At that point, I have to place a serious critic: On reasons which I can only assume, Sanders-Brahms has a genuine sadistic pleasure in tormenting and killing animals. Watch, e.g., her movie "Die Berührte" ("No Mercy, No Future" (1981) in which she filmed as slow and as long as possible the ritual killing of a chicken. In the "Earthquake", we have first two scenes where a chicken is tormented. The subsequent slaughtering is yet not shown, but it is superfluously discussed extensively, later. Second, we have a long scene in which one of the actors catches fish in a shallow river. In almost slow-motion we are taught how to break the neck of a fish, but not before tormenting the animal by throwing it at least five times to the ground. The camera moves as close a possible to the head of the poor creature.

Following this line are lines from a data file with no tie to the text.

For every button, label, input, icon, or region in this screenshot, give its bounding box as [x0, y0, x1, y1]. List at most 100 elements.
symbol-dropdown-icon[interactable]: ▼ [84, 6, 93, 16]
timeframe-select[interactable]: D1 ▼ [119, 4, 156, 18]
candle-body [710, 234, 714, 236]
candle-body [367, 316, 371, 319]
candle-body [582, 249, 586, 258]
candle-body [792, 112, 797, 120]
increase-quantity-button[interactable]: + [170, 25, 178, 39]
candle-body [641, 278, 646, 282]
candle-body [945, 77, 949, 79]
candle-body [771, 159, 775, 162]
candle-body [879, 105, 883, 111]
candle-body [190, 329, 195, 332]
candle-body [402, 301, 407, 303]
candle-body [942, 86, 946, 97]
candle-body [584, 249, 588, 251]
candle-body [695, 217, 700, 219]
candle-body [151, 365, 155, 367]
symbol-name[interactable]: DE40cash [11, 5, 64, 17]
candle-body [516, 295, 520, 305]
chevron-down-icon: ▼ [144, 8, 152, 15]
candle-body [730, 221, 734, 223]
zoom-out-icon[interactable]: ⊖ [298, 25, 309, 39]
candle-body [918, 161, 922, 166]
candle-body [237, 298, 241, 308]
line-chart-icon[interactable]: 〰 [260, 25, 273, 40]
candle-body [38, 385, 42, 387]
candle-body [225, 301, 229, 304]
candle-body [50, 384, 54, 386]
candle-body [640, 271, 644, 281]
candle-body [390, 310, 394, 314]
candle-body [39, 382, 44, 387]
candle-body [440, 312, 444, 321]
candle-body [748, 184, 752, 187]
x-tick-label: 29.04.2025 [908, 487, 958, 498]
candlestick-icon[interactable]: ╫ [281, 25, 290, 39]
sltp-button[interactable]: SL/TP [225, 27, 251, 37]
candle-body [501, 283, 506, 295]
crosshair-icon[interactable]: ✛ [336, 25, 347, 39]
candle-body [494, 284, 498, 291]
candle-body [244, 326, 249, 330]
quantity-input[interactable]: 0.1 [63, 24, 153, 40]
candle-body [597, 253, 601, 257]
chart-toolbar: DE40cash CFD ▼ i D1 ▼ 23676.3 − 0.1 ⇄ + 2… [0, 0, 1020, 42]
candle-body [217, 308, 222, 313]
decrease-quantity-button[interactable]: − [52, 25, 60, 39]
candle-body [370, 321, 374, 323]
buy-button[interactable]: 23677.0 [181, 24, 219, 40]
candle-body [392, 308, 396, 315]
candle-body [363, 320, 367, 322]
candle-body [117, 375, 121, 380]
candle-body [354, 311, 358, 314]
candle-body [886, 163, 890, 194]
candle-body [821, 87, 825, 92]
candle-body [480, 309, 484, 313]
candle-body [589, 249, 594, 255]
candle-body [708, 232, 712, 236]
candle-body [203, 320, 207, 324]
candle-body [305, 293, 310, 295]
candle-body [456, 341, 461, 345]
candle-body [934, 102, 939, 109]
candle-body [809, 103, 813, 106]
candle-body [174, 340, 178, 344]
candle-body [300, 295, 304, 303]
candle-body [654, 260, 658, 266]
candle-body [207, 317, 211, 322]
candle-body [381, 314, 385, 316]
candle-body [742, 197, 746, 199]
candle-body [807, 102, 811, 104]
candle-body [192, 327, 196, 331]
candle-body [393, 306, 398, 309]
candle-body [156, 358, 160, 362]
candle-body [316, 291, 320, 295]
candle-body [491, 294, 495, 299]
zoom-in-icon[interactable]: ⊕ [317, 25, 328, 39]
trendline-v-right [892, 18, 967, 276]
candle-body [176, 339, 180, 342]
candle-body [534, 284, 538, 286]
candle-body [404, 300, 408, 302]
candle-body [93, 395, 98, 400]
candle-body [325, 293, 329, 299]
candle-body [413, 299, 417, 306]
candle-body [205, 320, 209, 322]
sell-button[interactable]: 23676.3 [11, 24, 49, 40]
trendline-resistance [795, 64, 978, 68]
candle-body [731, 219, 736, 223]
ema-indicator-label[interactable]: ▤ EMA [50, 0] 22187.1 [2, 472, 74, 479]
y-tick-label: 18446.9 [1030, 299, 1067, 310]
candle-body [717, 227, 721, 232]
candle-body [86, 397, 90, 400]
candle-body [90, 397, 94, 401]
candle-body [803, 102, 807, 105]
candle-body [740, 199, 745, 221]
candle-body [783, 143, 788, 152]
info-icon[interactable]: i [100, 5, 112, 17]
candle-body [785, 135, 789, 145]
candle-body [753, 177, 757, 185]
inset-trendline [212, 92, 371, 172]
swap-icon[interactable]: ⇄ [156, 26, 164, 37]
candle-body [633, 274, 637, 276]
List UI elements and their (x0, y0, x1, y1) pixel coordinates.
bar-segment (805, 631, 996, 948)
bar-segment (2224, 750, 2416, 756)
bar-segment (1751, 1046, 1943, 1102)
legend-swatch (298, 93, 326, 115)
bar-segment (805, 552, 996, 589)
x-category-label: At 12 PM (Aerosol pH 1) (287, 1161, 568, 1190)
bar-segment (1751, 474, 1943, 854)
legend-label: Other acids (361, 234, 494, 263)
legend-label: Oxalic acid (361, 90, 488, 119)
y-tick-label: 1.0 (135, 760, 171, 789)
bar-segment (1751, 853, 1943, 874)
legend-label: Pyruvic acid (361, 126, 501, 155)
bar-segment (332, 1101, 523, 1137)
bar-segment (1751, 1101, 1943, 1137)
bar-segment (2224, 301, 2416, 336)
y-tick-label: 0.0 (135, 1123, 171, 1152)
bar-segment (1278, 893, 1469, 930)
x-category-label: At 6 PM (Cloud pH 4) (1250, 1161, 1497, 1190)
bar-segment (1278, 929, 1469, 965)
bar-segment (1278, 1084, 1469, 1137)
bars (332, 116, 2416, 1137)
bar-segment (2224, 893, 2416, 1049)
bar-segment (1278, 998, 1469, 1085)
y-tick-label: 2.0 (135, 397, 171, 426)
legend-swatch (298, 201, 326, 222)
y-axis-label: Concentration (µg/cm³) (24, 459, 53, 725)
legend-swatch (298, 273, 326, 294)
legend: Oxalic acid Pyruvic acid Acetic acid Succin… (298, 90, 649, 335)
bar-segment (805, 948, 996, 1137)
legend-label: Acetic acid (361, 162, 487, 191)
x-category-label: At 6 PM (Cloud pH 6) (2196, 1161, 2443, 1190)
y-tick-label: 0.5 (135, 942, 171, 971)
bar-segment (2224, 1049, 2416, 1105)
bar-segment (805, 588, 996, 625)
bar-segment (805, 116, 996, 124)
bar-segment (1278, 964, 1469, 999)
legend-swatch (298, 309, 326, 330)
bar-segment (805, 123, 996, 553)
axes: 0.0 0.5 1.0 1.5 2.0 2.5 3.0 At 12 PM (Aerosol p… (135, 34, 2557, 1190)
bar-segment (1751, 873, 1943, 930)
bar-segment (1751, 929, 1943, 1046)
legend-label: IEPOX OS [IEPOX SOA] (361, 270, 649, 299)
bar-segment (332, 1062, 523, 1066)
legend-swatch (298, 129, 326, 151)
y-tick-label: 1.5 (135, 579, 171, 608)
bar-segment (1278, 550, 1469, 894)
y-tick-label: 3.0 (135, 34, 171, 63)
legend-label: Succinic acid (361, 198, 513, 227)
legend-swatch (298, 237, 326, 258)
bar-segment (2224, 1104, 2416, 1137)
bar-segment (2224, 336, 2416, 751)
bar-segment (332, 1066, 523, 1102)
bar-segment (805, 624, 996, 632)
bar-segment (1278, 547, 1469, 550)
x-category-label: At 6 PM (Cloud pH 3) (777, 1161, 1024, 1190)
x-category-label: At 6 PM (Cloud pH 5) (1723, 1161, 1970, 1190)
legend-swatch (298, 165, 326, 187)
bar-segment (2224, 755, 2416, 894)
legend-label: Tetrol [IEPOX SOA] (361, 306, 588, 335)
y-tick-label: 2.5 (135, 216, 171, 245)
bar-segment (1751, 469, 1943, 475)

Since Sanders-Brahms is well known for her feminist approach, since even her main actress who is, according to Kleist, supposed to be a beautiful woman, is played by an ugly Lesbian looking creature, I wonder if sexual aberration is the reason for Sanders-Brahms perverse enchantment of savoring and filming animal killing. It is a fact that everyone can check for every single one of her movies that by such and similar "highlights" Sanders-Brahms conceals her total lack of intellectuality, despite the intellectual topics that she chooses for her movies. To top it all, that such trash which has rated by 6 people in 34 years (a truly unique achievement), is even put on DVD and distributed world-wide, is a shame and gives an extremely disadvantageous picture of an otherwise glorious epoch of German film.